Hugh Jackman played Keller Dover, a hard-working, Crazy-Prepared of a husband and father of a middle-class family. On Thanksgiving Day, his daughter was kidnapped and Detective Loki (Jake Gyllenhaal) was put on the case. Days passed by without any progress however, and Keller got disillusioned. When the main suspect, Alex Jones, was set free for lack of evidence, Keller went to the extreme.
What followed was a gut-wrenching emotional drama and breath-taking mystery uncovering. Keller went increasingly immoral in his quest to get his daughter back and Loki slowly turned depressed as the case kept getting more confusing the more he made a progress. It's painful to watch, seeing how love and devotion to the job can change people for the worse. It's sad seeing how screwed up everyone and everything became. It's horrifying when things finally unraveled. And that fucking ending. God...
This movie has completely torn me apart. The direction, cinematography, and sounds maxed up the angst, the thrill, and the fear of losing a beloved one. Prisoners is a must watch if you want to blow your heart once in a while.

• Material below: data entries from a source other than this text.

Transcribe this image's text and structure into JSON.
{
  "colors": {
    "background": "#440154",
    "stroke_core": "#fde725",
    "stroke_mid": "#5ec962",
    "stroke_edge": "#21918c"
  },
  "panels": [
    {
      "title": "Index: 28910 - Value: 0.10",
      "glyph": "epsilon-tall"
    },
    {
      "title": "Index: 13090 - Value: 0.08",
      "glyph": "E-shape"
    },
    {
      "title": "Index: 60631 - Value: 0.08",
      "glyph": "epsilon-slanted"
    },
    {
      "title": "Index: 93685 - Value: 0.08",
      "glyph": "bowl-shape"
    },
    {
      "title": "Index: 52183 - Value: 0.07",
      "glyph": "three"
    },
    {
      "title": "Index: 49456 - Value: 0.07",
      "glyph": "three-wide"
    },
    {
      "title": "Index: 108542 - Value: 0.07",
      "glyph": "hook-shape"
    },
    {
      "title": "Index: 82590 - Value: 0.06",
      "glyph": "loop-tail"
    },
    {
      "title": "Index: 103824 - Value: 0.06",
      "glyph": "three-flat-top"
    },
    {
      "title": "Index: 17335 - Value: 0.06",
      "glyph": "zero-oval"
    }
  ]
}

Film Gripping, but ridiculous.
Prisoners is a tense, engrossing mystery thriller with scenes of genuine terror, which makes it all the more disappointing that the plot becomes so absurd. The premise is that cop Jake Gyllenhaal is investigating the disappearance of two young girls, and the distraught father of one of the girls (played by Hugh Jackman) becomes an unhinged and violent vigilante in his search for justice. What follows is a grim clusterfuck involving a disturbed cat burglar (David Dastmalchian), a mysterious corpse in a priest's basement, a long-uncaught Serial Killer, and Jackman's character torturing a mentally-retarded suspect (played by Paul Dano).
The main problem with the movie is Dastmalchian, the cat burglar. Gyllenhaal just happens to see him behaving oddly at a prayer vigil for the abducted girls, and then catches him at his home, which is full of bloody children's clothing. Case closed, right?
Wrong. Dastmalchian just happens to have some mental complex that involves him stealing clothes from the victims' houses, and soaking them in pig's blood to re-enact the killer's crimes, or some nonsense. He is also one of two characters in the film (the other is Dano) who actually knows the killer's true identity, but is conveniently unable to tell the police because of his mental condition. Psychologists can diagnose Dano and Dastmalchian's characters with whatever, but I prefer to call it "contrived."
Also contrived is the short timespan of the film, which the screenwriters use to hide the fact that Gyllenhaal could've easily found the girls (and the killer) if he had simply executed a search warrant of his prime suspect's house. But since Prisoners takes place over five or six days, we can assume that Gyllenhaal was still waiting on a warrant to come through, or something.
The acting is good all around — Gyllenhaal and Jackman are appropriately desperate, Dano and Dastmalchian are creepy, and the killer is genuinely terrifying — but since half the actors I mentioned are playing Hollywood inventions instead of people, it's hard to get invested in any of them. The tone of the film is also appropriately dismal and disturbing, but it's wasted on an absurd story.
5/10, honestly. 6 if you want to be generous. Go rewatch Oldboy (2003) if you want a story about the folly of vengeance, or Se7en if you want a good serial killer thriller.